Vahye bağlı asıl maneviyat, yüce yaşam sanatını kendi öğretileri altında öğretir. Öyle ki, kişi onun talimatlarına göre hareket etme deneyiminden sonra güçlü bir dayanağa yaslanacak ve kendisi için beğendiği her şeyi başkaları için de beğenecektir; çünkü bilinmelidir ki, İslam'ın indirilişinin asıl amacı kemale ermektir ve ebedileşme talimatını ta en başından

وَ نَفَخْتُ فِیهِ مِنْ رُوحِی

"Ona ruhumdan üfledim" [5] diyerek insanın varlığına hediye eder. Ancak insan, ebedileşme iksiri olan ve vahye bağlı maneviyat olan güzel bir hayata (hayat-ı tayyibe) ulaşmak için kendinden vazgeçmeli, nefis tezkiyesi ve arınma ile dünyada yaşarken kendisini "bu dünyaya ait" bağlardan kurtarmalıdır. Bu durumda hakikat ile insani eylem ve Müslüman bireyin düşüncesi arasındaki uyum, onun yaşam ortamında hoş bir melodi yayar. Eğer maneviyat Allah'a ulaşmak ve O'na yakınlaşmak için bir yolsa, bu ancak Allah'ın emirlerine uymakla mümkün olacaktır.
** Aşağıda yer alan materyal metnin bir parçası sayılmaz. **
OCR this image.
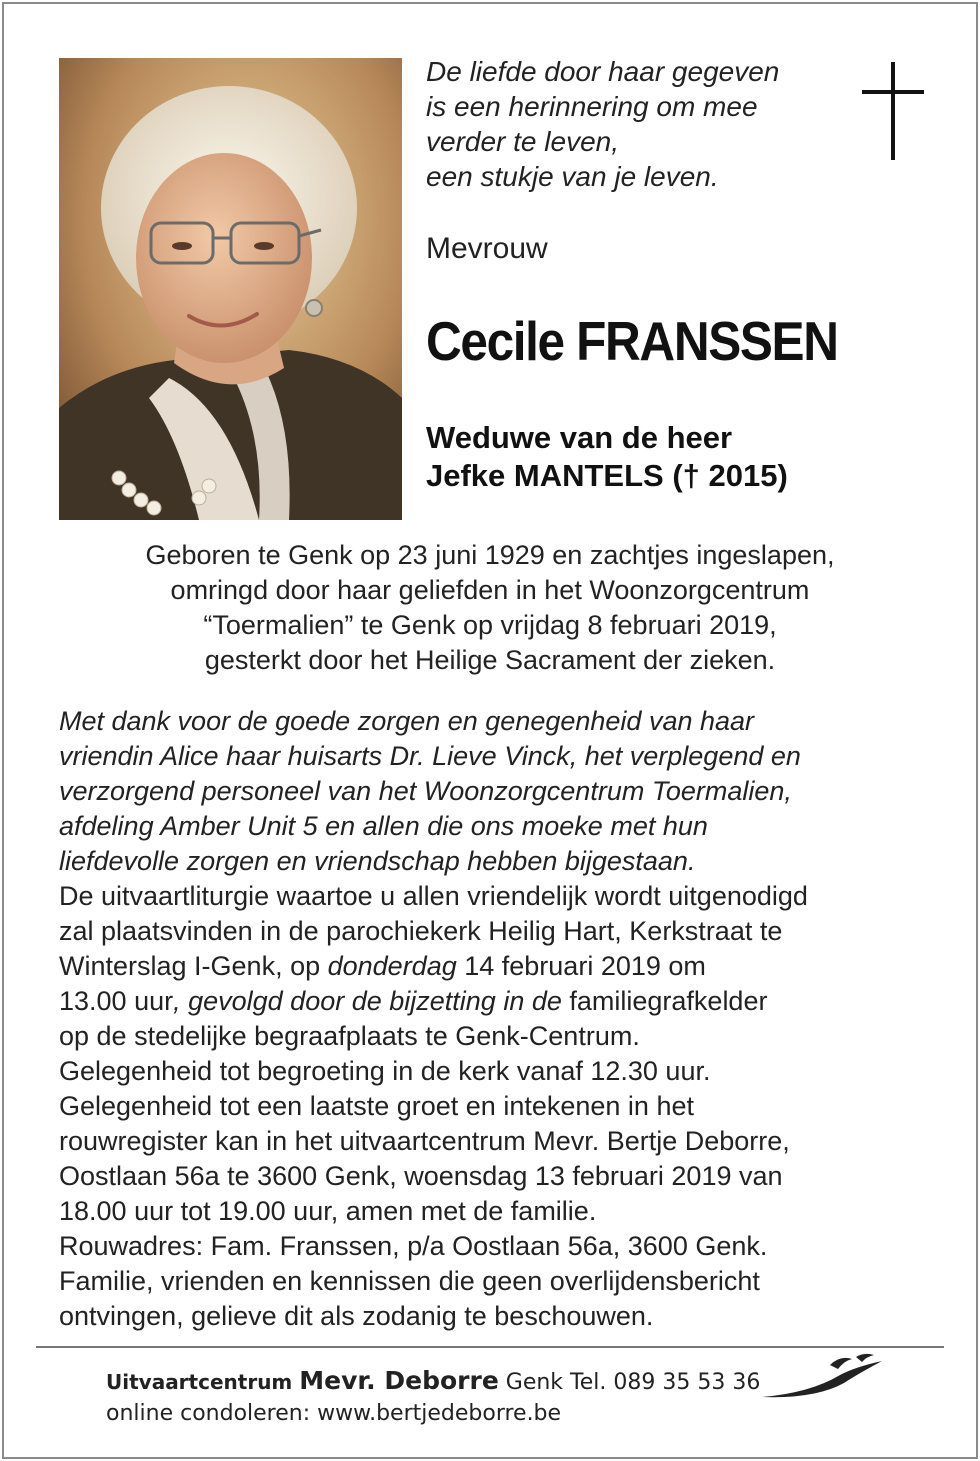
De liefde door haar gegeven
is een herinnering om mee
verder te leven,
een stukje van je leven.
Mevrouw
Cecile FRANSSEN
Weduwe van de heer
Jefke MANTELS († 2015)
Geboren te Genk op 23 juni 1929 en zachtjes ingeslapen,
omringd door haar geliefden in het Woonzorgcentrum
“Toermalien” te Genk op vrijdag 8 februari 2019,
gesterkt door het Heilige Sacrament der zieken.
Met dank voor de goede zorgen en genegenheid van haar
vriendin Alice haar huisarts Dr. Lieve Vinck, het verplegend en
verzorgend personeel van het Woonzorgcentrum Toermalien,
afdeling Amber Unit 5 en allen die ons moeke met hun
liefdevolle zorgen en vriendschap hebben bijgestaan.
De uitvaartliturgie waartoe u allen vriendelijk wordt uitgenodigd
zal plaatsvinden in de parochiekerk Heilig Hart, Kerkstraat te
Winterslag I-Genk, op donderdag 14 februari 2019 om
13.00 uur, gevolgd door de bijzetting in de familiegrafkelder
op de stedelijke begraafplaats te Genk-Centrum.
Gelegenheid tot begroeting in de kerk vanaf 12.30 uur.
Gelegenheid tot een laatste groet en intekenen in het
rouwregister kan in het uitvaartcentrum Mevr. Bertje Deborre,
Oostlaan 56a te 3600 Genk, woensdag 13 februari 2019 van
18.00 uur tot 19.00 uur, amen met de familie.
Rouwadres: Fam. Franssen, p/a Oostlaan 56a, 3600 Genk.
Familie, vrienden en kennissen die geen overlijdensbericht
ontvingen, gelieve dit als zodanig te beschouwen.
Uitvaartcentrum Mevr. Deborre Genk Tel. 089 35 53 36
online condoleren: www.bertjedeborre.be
قُلْ اِنْ کُنْتُمْ تُحِبُّونَ اللَّهَ فَاتَّبِعُونِی یُحْبِبْکُمُ اللَّهُ وَ یَغْفِرْ لَکُمْ ذُنُوبَکُمْ وَ اللَّهُ غَفُورٌ رَحِیم

"De ki: "Eğer Allah'ı seviyorsanız bana uyun ki, Allah da sizi sevsin ve günahlarınızı bağışlasın. Çünkü Allah çok bağışlayandır, çok merhamet edendir." [6]

 

Maneviyat arayışında olan insan, asla Allah ile maddi bir alışveriş yapmaz. O, Allah'a olan sevgi ve aşkı nedeniyle kendini O'na hizmet etmeye adar. Bu nedenle, onun motivasyonu ve amacı yaşamın zorlukları ve sınavları karşısında zayıflamayacaktır. Bu bakış açısının sonucu "Güzel Bir Hayat" (Hayat-ı Tayyibe) olacaktır ve Kur'an ayetine göre:

مَنْ عَمِلَ صالِحاً مِنْ ذَکَرٍ اَوْ اُنْثی‌ وَ هُوَ مُؤْمِنٌ فَلَنُحْیِیَنَّهُ حَیاةً طَیِّبَةً وَ لَنَجْزِیَنَّهُمْ اَجْرَهُمْ بِاَحْسَنِ ما کانُوا یَعْمَلُون

"Erkek veya kadın, kim mümin olarak iyi iş işlerse, elbette ona hoş bir hayat yaşatacağız ve onların mükâfatlarını yapmakta olduklarının en güzeli ile vereceğiz." [7]

 

Güzel Hayat (Hayat-ı Tayyibe)

"Güzel Hayat" (Hayat-ı Tayyibe) geniş bir anlama sahiptir. Hayatın iyi ve kötü olmak üzere ikiye ayrıldığı söylenemez, aksine hayat sadece bir tür yaşamdır. Güzel hayat, her türlü endişe ve acıdan uzak, kanaat ve aşırılıklardan kaçınma ile birlikte, maneviyat ve iman dolu, yaratılmışlara iyilik yapma, gaflet, hata ve unutkanlıktan uzak bir hayattır. Bu hayat, "iman ve salih" amel olmak üzere iki temel unsura sahiptir.

 

Allame Tabatabai "Güzel Hayat" hakkında şöyle diyor: "Diriltmekten kasıt, hayat vermek ve yaşam bağışlamaktır. Bu mübarek ayet, Yüce Allah'ın, iyi ve salih ameller işleyen mümin insana, sıradan insanların yaşamından farklı yeni bir yaşam bahşettiğine işaret eder. Gerçek yaşamın etkilerini, bilgi ve gücü bu yeni yaşamla birleştirir. Bu yeni algı ve güç, böyle bir mümin kişinin şeyleri oldukları gibi görmesini sağlar; yani işleri ve eşyaları hak ve batıl olmak üzere ikiye ayırabilir. Sonra kalbi ve ruhuyla, fani olan ve yok olmaya mahkûm olan batıl işlere -ki bu dünyevi hayat ve yaşamdır- sırtını döner ve dünyanın aldatıcı süs ve görünümlerine gönül bağlamaz.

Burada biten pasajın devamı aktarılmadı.